Diese Begründung vermag den angefochtenen Bescheid nicht zu tragen, wenn man - wozu es angesichts des völligen Fehlens einer auf die Glaubwürdigkeit des Vorbringens bezogenen Beweiswürdigung der belangten Behörde keine Alternative gibt - vom Vorbringen des Beschwerdeführers ausgeht (vgl. in diesem Zusammenhang etwa das hg. Erkenntnis vom 22. Juli 2004, Zl. 2001/20/0558). Den Behauptungen des Beschwerdeführers zufolge sei er wegen des Verdachts, Mitglied der SSF zu sein, nicht nur 1995 von der Polizei geschlagen worden, sondern auch 1998 für 10 Tage inhaftiert worden; die Polizei habe auch nach seiner "durch Intervention des Bürgermeisters" erwirkten Haftentlassung wiederholt nach ihm gesucht. Die belangte Behörde hat sich dem gegenüber bei ihrer Beurteilung auf die Ausführungen des Sachverständigen gestützt, der - bezogen auf den Beschwerdeführer -
im Wesentlichen Folgendes dargelegt hat:
" Für den Themenkreis des Sikh-Extremismus gilt weiterhin, dass nach den mir vorliegenden Informationen, die mir gleichfalls während meiner jüngsten Indienreise vom 24.2. bis 29.3.2002 bestätigt wurden, nur 'high-profile'-Verdächtige der Verfolgung durch staatliche Behörden ausgesetzt sind. Unter 'high-profile-Verdächtigen' verstehe ich weiterhin, wie bereits in meinem Gutachten von Jänner 2002, Pkt.3 (und dort insbesondere Fußnote 2 Z 2) ausgeführt, 'entweder in der Organisationshierarchie hochstehende oder durch besondere Aktivitäten herausragende Führungspersonen bzw. Funktionäre militanter Organisationen, im Unterschied zu 'Sympathisanten, Angehörigen, Freunden und einfachen Mitgliedern von Gruppen, die für ein unabhängiges Khalistan eintreten.

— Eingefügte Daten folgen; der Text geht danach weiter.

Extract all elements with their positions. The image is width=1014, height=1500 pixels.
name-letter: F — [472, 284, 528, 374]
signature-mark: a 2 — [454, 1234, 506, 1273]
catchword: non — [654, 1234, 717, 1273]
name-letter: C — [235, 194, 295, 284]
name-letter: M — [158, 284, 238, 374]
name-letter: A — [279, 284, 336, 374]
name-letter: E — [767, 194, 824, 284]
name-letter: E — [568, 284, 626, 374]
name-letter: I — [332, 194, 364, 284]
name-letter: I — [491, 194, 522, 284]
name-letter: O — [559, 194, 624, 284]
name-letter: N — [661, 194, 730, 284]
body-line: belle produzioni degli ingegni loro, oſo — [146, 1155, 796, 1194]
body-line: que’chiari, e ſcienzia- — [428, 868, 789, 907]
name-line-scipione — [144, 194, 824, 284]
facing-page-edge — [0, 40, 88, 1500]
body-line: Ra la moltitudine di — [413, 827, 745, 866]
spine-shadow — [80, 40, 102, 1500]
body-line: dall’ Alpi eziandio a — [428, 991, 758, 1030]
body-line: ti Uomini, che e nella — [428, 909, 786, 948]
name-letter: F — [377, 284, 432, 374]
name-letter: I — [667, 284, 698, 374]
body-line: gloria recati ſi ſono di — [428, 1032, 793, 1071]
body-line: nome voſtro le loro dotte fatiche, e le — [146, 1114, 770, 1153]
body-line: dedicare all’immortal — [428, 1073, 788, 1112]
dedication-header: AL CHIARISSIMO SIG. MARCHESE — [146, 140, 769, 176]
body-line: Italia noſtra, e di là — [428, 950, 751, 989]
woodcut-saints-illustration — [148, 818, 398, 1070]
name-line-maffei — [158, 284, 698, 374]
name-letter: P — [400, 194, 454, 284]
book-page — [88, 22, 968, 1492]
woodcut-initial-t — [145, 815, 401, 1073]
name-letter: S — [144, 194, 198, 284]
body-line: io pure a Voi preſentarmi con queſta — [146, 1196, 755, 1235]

Doch selbst 'high profile-Verdächtigen' kann es gelingen, unerkannt aus dem Ausland einzureisen und im Punjab zu leben. Die TIMES of INDIA vom 6. April 2002 berichtet von einem seit 15 Jahren gesuchten Mitglied der Khalistan National Army, das sich nach seiner Rückkehr nach Indien 4 Monaten in Amritsar aufhielt, bevor es sich selbst den Behörden stellte. Überdies werden solche 'high profile-Verdächtigen', wie ich bereits in meinem erwähnten Gutachten festgehalten habe, meistens nicht allein ihrer Zugehörigkeit zu einer terroristischen Gruppierung wegen, sondern nur dann gesucht, wenn sie überdies im Verdacht einer konkreten Straftat stehen. ... Die vom BW I erwähnte SSF hat sich 1989 von der 'All India Sikh-Student-Federation' (AISSF) abgespalten. Lediglich die AISSF war kurzzeitig, d.h. 1984/1985 einmal verboten, und zwar deshalb, da aus dieser Organisation zur damaligen Zeit eine erhebliche Anzahl (wenngleich immer noch die Minderheit) sich terroristisch betätigt hat.
Beide Organisationen - AISSF und SSF - bestehen auch noch gegenwärtig; beide Organisationen sind legal und es sind mir hinsichtlich keiner der beiden Organisationen in den letzten Jahren terroristische Aktivitäten oder auch sonstige Gewaltakte bekannt geworden.
Eine Verfolgung nur auf Grund einer unterstellten Mitgliedschaft zur SSF halte ich daher für äußerst unwahrscheinlich (und zwar auch schon im Bundesstaat Punjab)."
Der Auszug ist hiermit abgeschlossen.